A Beckett Canon by Cohn Ruby;

A Beckett Canon by Cohn Ruby;

Author:Cohn, Ruby;
Language: eng
Format: epub
Publisher: University of Michigan Press


1953–58

Then These Flashes, or Gushes

1953

On January 5, 1953, En attendant Godot opened at the Théâtre de Babylone in Paris, but Beckett sought refuge in Ussy. Although the production was not the incendiary explosion of which legends are made, it did bring Beckett some modest public attention. Since he was already at a creative impasse, buffeted between “je” and “il” in fiction, the staging of Godot offered him no palliative. On the contrary. When Suzanne reported to him that Estragon’s trousers failed to drop at the end of the first performance, Beckett wrote Blin indignantly. The undropped trousers proved a harbinger of other irritations during 1953. In February an excerpt from L’Innommable (“Mahood”) was published in the prestigious Nouvelle nouvelle revue française, and he was annoyed by misprints.
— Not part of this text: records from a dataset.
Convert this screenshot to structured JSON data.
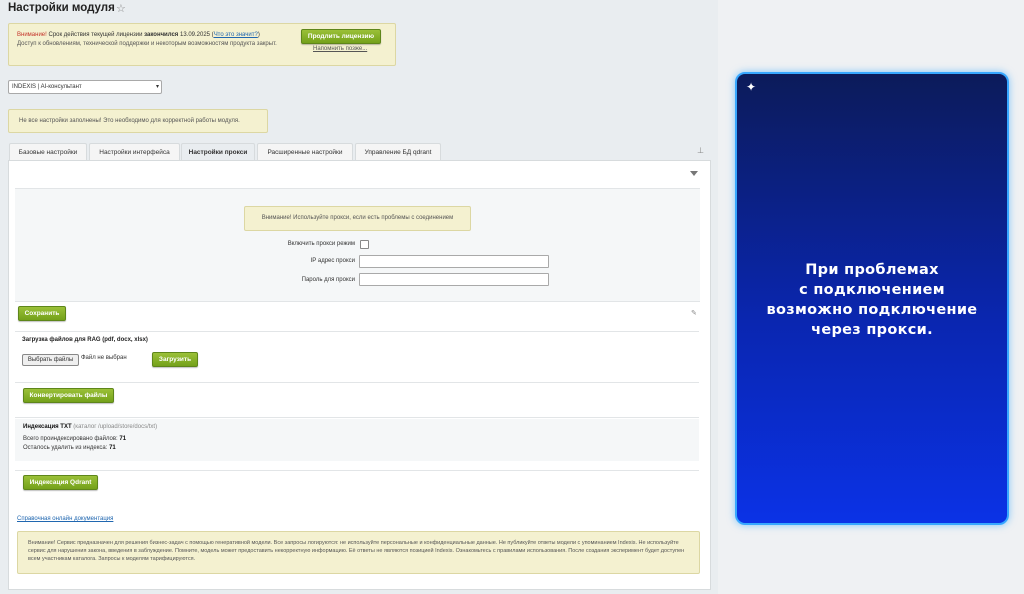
{
  "page": {
    "title": "Настройки модуля"
  },
  "license_warning": {
    "label": "Внимание!",
    "text_before": " Срок действия текущей лицензии ",
    "status": "закончился",
    "date": " 13.09.2025",
    "link": "Что это значит?",
    "text2": "Доступ к обновлениям, технической поддержки и некоторым возможностям продукта закрыт.",
    "renew_button": "Продлить лицензию",
    "remind_link": "Напомнить позже..."
  },
  "module_select": {
    "value": "INDEXIS | AI-консультант"
  },
  "settings_notice": "Не все настройки заполнены! Это необходимо для корректной работы модуля.",
  "tabs": [
    {
      "label": "Базовые настройки"
    },
    {
      "label": "Настройки интерфейса"
    },
    {
      "label": "Настройки прокси"
    },
    {
      "label": "Расширенные настройки"
    },
    {
      "label": "Управление БД qdrant"
    }
  ],
  "proxy": {
    "notice": "Внимание! Используйте прокси, если есть проблемы с соединением",
    "enable_label": "Включить прокси режим",
    "enabled": false,
    "ip_label": "IP адрес прокси",
    "ip_value": "",
    "password_label": "Пароль для прокси",
    "password_value": ""
  },
  "save_button": "Сохранить",
  "rag": {
    "title": "Загрузка файлов для RAG (pdf, docx, xlsx)",
    "choose_button": "Выбрать файлы",
    "no_file": "Файл не выбран",
    "upload_button": "Загрузить"
  },
  "convert_button": "Конвертировать файлы",
  "indexing": {
    "title": "Индексация TXT",
    "dir": " (каталог /upload/store/docs/txt)",
    "indexed_label": "Всего проиндексировано файлов: ",
    "indexed_count": "71",
    "remove_label": "Осталось удалить из индекса: ",
    "remove_count": "71"
  },
  "qdrant_button": "Индексация Qdrant",
  "doc_link": "Справочная онлайн документация",
  "footer_notice": "Внимание! Сервис предназначен для решения бизнес-задач с помощью генеративной модели. Все запросы логируются: не используйте персональные и конфиденциальные данные. Не публикуйте ответы модели с упоминанием Indexis. Не используйте сервис для нарушения закона, введения в заблуждение. Помните, модель может предоставить некорректную информацию. Её ответы не являются позицией Indexis. Ознакомьтесь с правилами использования. После создания эксперимент будет доступен всем участникам каталога. Запросы к моделям тарифицируются.",
  "promo_card": {
    "sparkle_icon": "✦",
    "text": "При проблемах\nс подключением\nвозможно подключение\nчерез прокси."
  }
}
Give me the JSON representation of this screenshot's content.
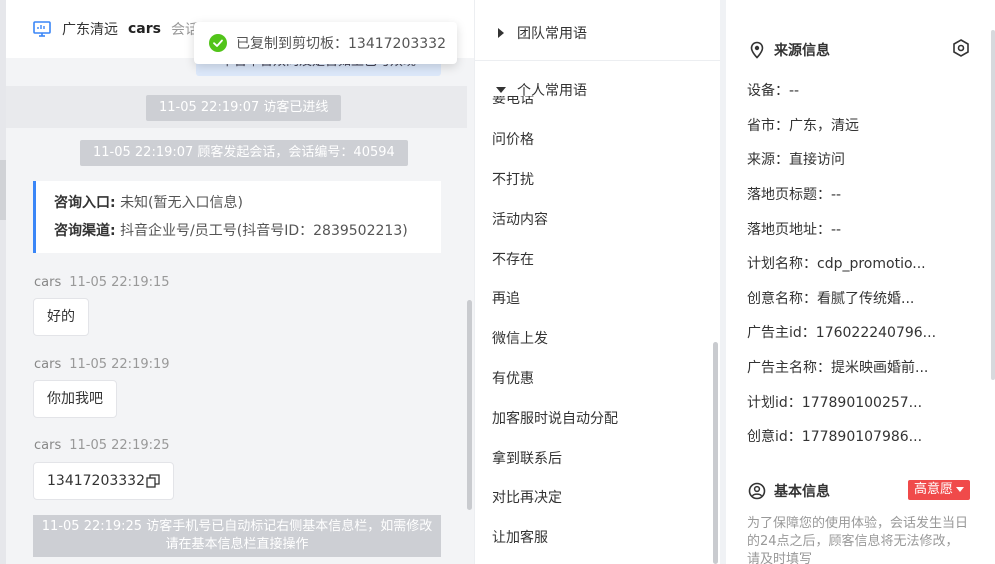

In August Watt was published in Paris by an improbable partnership of young foreign editors of Merlin (a short-lived periodical) and a seasoned editor of pornographic books; it too sported misprints, in spite of Beckett’s painstaking correction of the galleys. After years of translation for small sums, Beckett felt compelled by requests from theaters in England and Germany to consider translating Godot. Even pleasures were tainted by his failure to write anything new: Meeting Joyce’s biographer, Richard Ellmann, Beckett was reminded of the older writer’s unflagging creativity, in contrast to his own flagging efforts. Reacting companionably to his new American publisher, Barney Rosset, Beckett had nothing new to offer him.